Week 2 of my 52 week photography project. This week, I took my Calumet CC-401 4×5 view camera out to Fort Hancock on Sandy Hook, loaded with New55 instant film from the New55 Project. It’s an attempt to recreate the magic of Polaroid Type 55 film, where you got a print and a negative in large format. I backed them on Kickstarter, but I’m still waiting for my reward. They’re having financial challenges, so they’re selling some of the early film they make and shipping some of it to Kickstarter backers. So I got a pack of it.

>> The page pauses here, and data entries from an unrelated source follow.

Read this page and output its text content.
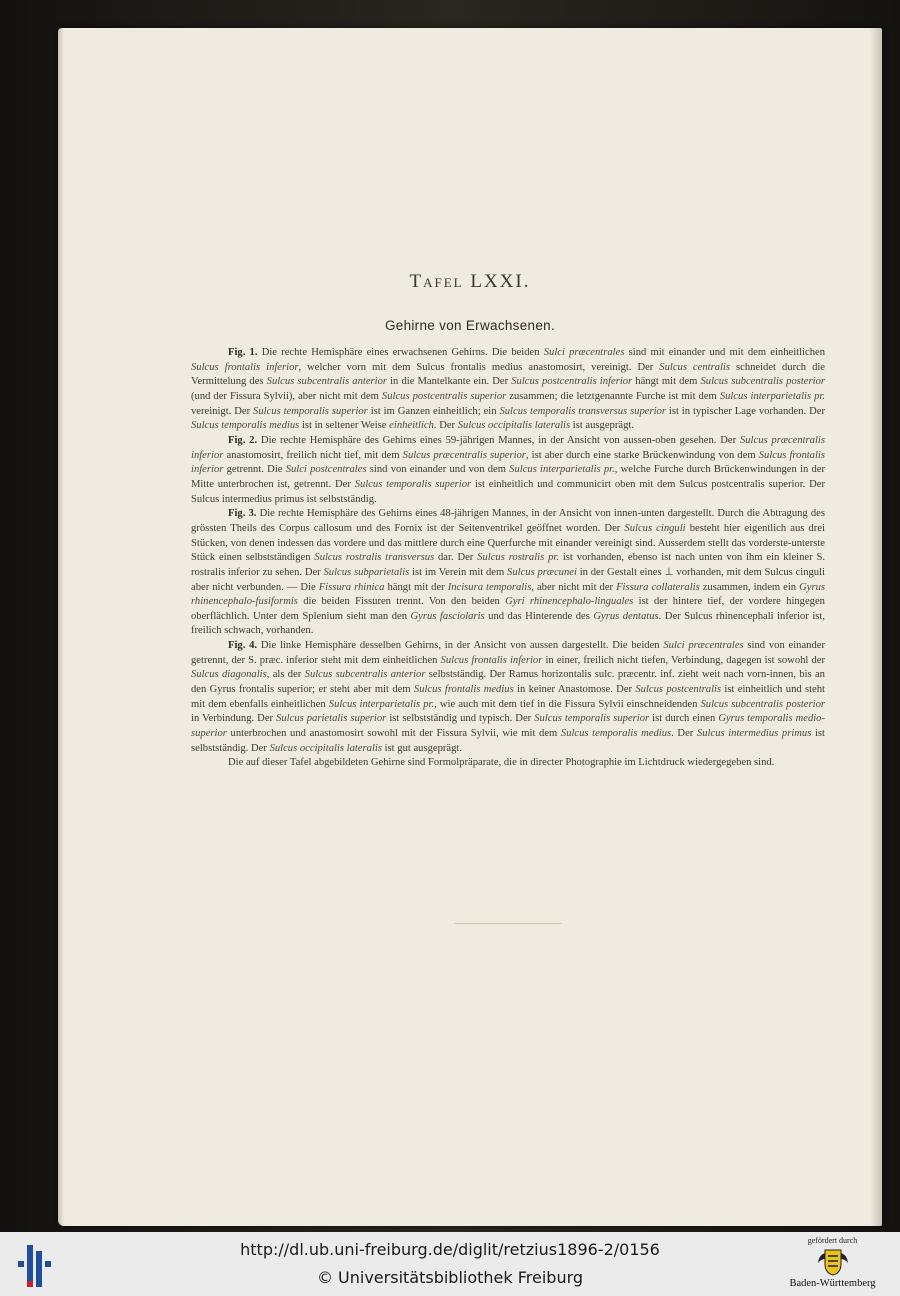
Tafel LXXI.
Gehirne von Erwachsenen.

Fig. 1. Die rechte Hemisphäre eines erwachsenen Gehirns. Die beiden Sulci præcentrales sind mit einander und mit dem einheitlichen Sulcus frontalis inferior, welcher vorn mit dem Sulcus frontalis medius anastomosirt, vereinigt. Der Sulcus centralis schneidet durch die Vermittelung des Sulcus subcentralis anterior in die Mantelkante ein. Der Sulcus postcentralis inferior hängt mit dem Sulcus subcentralis posterior (und der Fissura Sylvii), aber nicht mit dem Sulcus postcentralis superior zusammen; die letztgenannte Furche ist mit dem Sulcus interparietalis pr. vereinigt. Der Sulcus temporalis superior ist im Ganzen einheitlich; ein Sulcus temporalis transversus superior ist in typischer Lage vorhanden. Der Sulcus temporalis medius ist in seltener Weise einheitlich. Der Sulcus occipitalis lateralis ist ausgeprägt.

Fig. 2. Die rechte Hemisphäre des Gehirns eines 59-jährigen Mannes, in der Ansicht von aussen-oben gesehen. Der Sulcus præcentralis inferior anastomosirt, freilich nicht tief, mit dem Sulcus præcentralis superior, ist aber durch eine starke Brückenwindung von dem Sulcus frontalis inferior getrennt. Die Sulci postcentrales sind von einander und von dem Sulcus interparietalis pr., welche Furche durch Brückenwindungen in der Mitte unterbrochen ist, getrennt. Der Sulcus temporalis superior ist einheitlich und communicirt oben mit dem Sulcus postcentralis superior. Der Sulcus intermedius primus ist selbstständig.

Fig. 3. Die rechte Hemisphäre des Gehirns eines 48-jährigen Mannes, in der Ansicht von innen-unten dargestellt. Durch die Abtragung des grössten Theils des Corpus callosum und des Fornix ist der Seitenventrikel geöffnet worden. Der Sulcus cinguli besteht hier eigentlich aus drei Stücken, von denen indessen das vordere und das mittlere durch eine Querfurche mit einander vereinigt sind. Ausserdem stellt das vorderste-unterste Stück einen selbstständigen Sulcus rostralis transversus dar. Der Sulcus rostralis pr. ist vorhanden, ebenso ist nach unten von ihm ein kleiner S. rostralis inferior zu sehen. Der Sulcus subparietalis ist im Verein mit dem Sulcus præcunei in der Gestalt eines ⊥ vorhanden, mit dem Sulcus cinguli aber nicht verbunden. — Die Fissura rhinica hängt mit der Incisura temporalis, aber nicht mit der Fissura collateralis zusammen, indem ein Gyrus rhinencephalo-fusiformis die beiden Fissuren trennt. Von den beiden Gyri rhinencephalo-linguales ist der hintere tief, der vordere hingegen oberflächlich. Unter dem Splenium sieht man den Gyrus fasciolaris und das Hinterende des Gyrus dentatus. Der Sulcus rhinencephali inferior ist, freilich schwach, vorhanden.

Fig. 4. Die linke Hemisphäre desselben Gehirns, in der Ansicht von aussen dargestellt. Die beiden Sulci præcentrales sind von einander getrennt, der S. præc. inferior steht mit dem einheitlichen Sulcus frontalis inferior in einer, freilich nicht tiefen, Verbindung, dagegen ist sowohl der Sulcus diagonalis, als der Sulcus subcentralis anterior selbstständig. Der Ramus horizontalis sulc. præcentr. inf. zieht weit nach vorn-innen, bis an den Gyrus frontalis superior; er steht aber mit dem Sulcus frontalis medius in keiner Anastomose. Der Sulcus postcentralis ist einheitlich und steht mit dem ebenfalls einheitlichen Sulcus interparietalis pr., wie auch mit dem tief in die Fissura Sylvii einschneidenden Sulcus subcentralis posterior in Verbindung. Der Sulcus parietalis superior ist selbstständig und typisch. Der Sulcus temporalis superior ist durch einen Gyrus temporalis medio-superior unterbrochen und anastomosirt sowohl mit der Fissura Sylvii, wie mit dem Sulcus temporalis medius. Der Sulcus intermedius primus ist selbstständig. Der Sulcus occipitalis lateralis ist gut ausgeprägt.

Die auf dieser Tafel abgebildeten Gehirne sind Formolpräparate, die in directer Photographie im Lichtdruck wiedergegeben sind.

http://dl.ub.uni-freiburg.de/diglit/retzius1896-2/0156
© Universitätsbibliothek Freiburg
gefördert durch
Baden-Württemberg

I decided this week to try to shoot the aging buildings of Officer’ Row at Fort Hancock. Many of these beautiful blonde brick buildings, which once housed Coast Guard officers billeted on the hook, are in advancing states of disrepair. The roofs over the porches are typically held up from falling down completely by 2×6es, and the porches themselves are mostly rotted through. The railings seem to disappear more year after year. It’s a real pity; the buildings are gorgeous. The American Littoral Society uses one of the ones that has been maintained, and I’ve been inside. It would be good to see them preserved and put to good use before they deteriorate irretrievably.

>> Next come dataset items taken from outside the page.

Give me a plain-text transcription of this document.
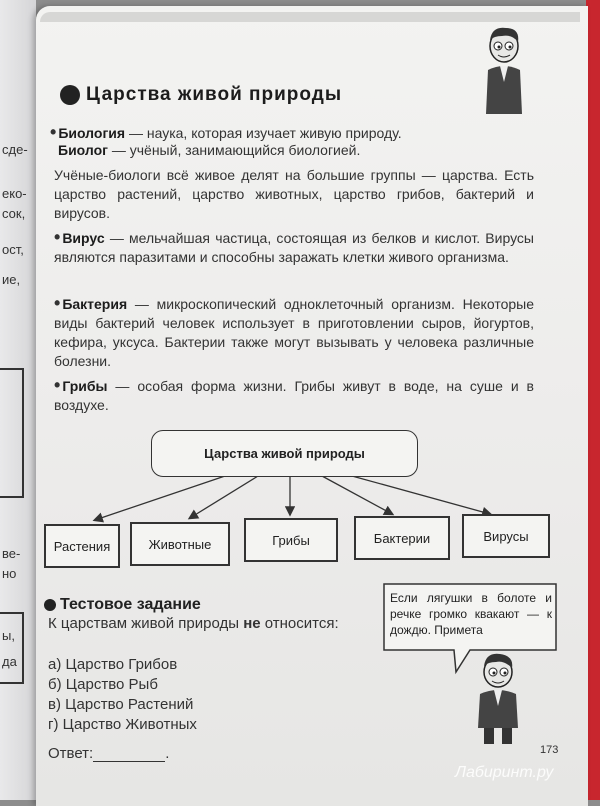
сде-
еко-
сок,
ост,
ие,
ве-
но
ы,
да
Царства живой природы
• Биология — наука, которая изучает живую природу.
Биолог — учёный, занимающийся биологией.
Учёные-биологи всё живое делят на большие группы — царства. Есть царство растений, царство животных, царство грибов, бактерий и вирусов.
• Вирус — мельчайшая частица, состоящая из белков и кислот. Вирусы являются паразитами и способны заражать клетки живого организма.
• Бактерия — микроскопический одноклеточный организм. Некоторые виды бактерий человек использует в приготовлении сыров, йогуртов, кефира, уксуса. Бактерии также могут вызывать у человека различные болезни.
• Грибы — особая форма жизни. Грибы живут в воде, на суше и в воздухе.
Царства живой природы
Растения	Животные	Грибы	Бактерии	Вирусы
Тестовое задание
К царствам живой природы не относится:
а) Царство Грибов
б) Царство Рыб
в) Царство Растений
г) Царство Животных
Ответ:	.
Если лягушки в болоте и речке громко квакают — к дождю. Примета
173
Лабиринт.ру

The camera here was, as I said, a Calumet CC-401 View Camera. The lens is a Schneider-Kreuznach Symmar-S 210mm lens in a Copal shutter. I shot the New55 film at ISO 100; they rate it between 100 and 200, but I thought an earlier shot I did at 160 was a little off in its exposure. The film was processed in a Polaroid 545i holder/processor and left to develop for the prescribed four minutes; the negative was then fixed in Photographer’s Formulary TD-4 fixer and washed for ten minutes, then scanned in an Epson 4990 scanner.

Scan of the print of a New55 photo of a building on Officers Row at Sandy Hook, New Jersey

The print is pretty high contrast. It has an interesting look.

Scan of the print of a New55 photo of a building on Officers Row at Sandy Hook, New Jersey

The negative seems to have a lot more information than the print.